Personal information
- Date of birth: 21 December 1990 (age 35)
- Place of birth: Bondoukou, Ivory Coast
- Height: 1.88 m (6 ft 2 in)
- Position: Defensive midfielder

Senior career*
- Years: Team / Apps / (Gls)
- 2011–2013: AS Athlétic d'Adjamé
- 2013–2015: Iraklis / 40 / (4)
- 2015: Apollon Kalamarias / 2 / (0)
- 2016–2017: FF Jaro / 33 / (1)
- 2017: → JBK (loan) / 1 / (0)

= Hassoma Bino Bamba =

Ivorian footballer

Hassoma Bino Bamba (born 21 December 1990) is an Ivorian former professional footballer who played as a defensive midfielder for AS Athlétic d'Adjamé in his home country club, and for Iraklis and Apollon Kalamarias in Greece.

==Career==
Bamba was born in Bondoukou.

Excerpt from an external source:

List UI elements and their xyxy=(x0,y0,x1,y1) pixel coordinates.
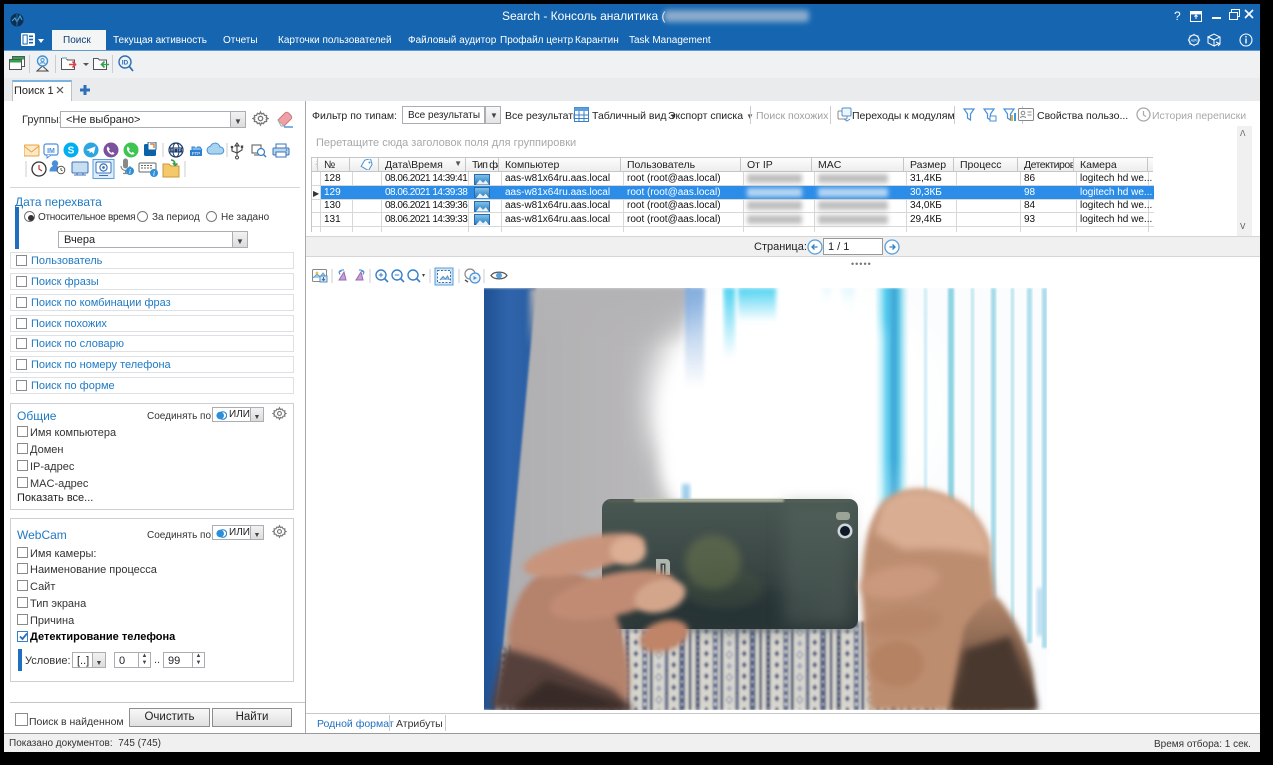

He started his career in AS Athlétic d'Adjamé. On 29 August 2013 he signed for Greek Football League club Iraklis. He debuted for Iraklis on 30 September 2013 in an away loss against Kavala. In February 2015 he joined Apollon Kalamarias. He debuted for his new club in a 5–0 home win against Zakynthos.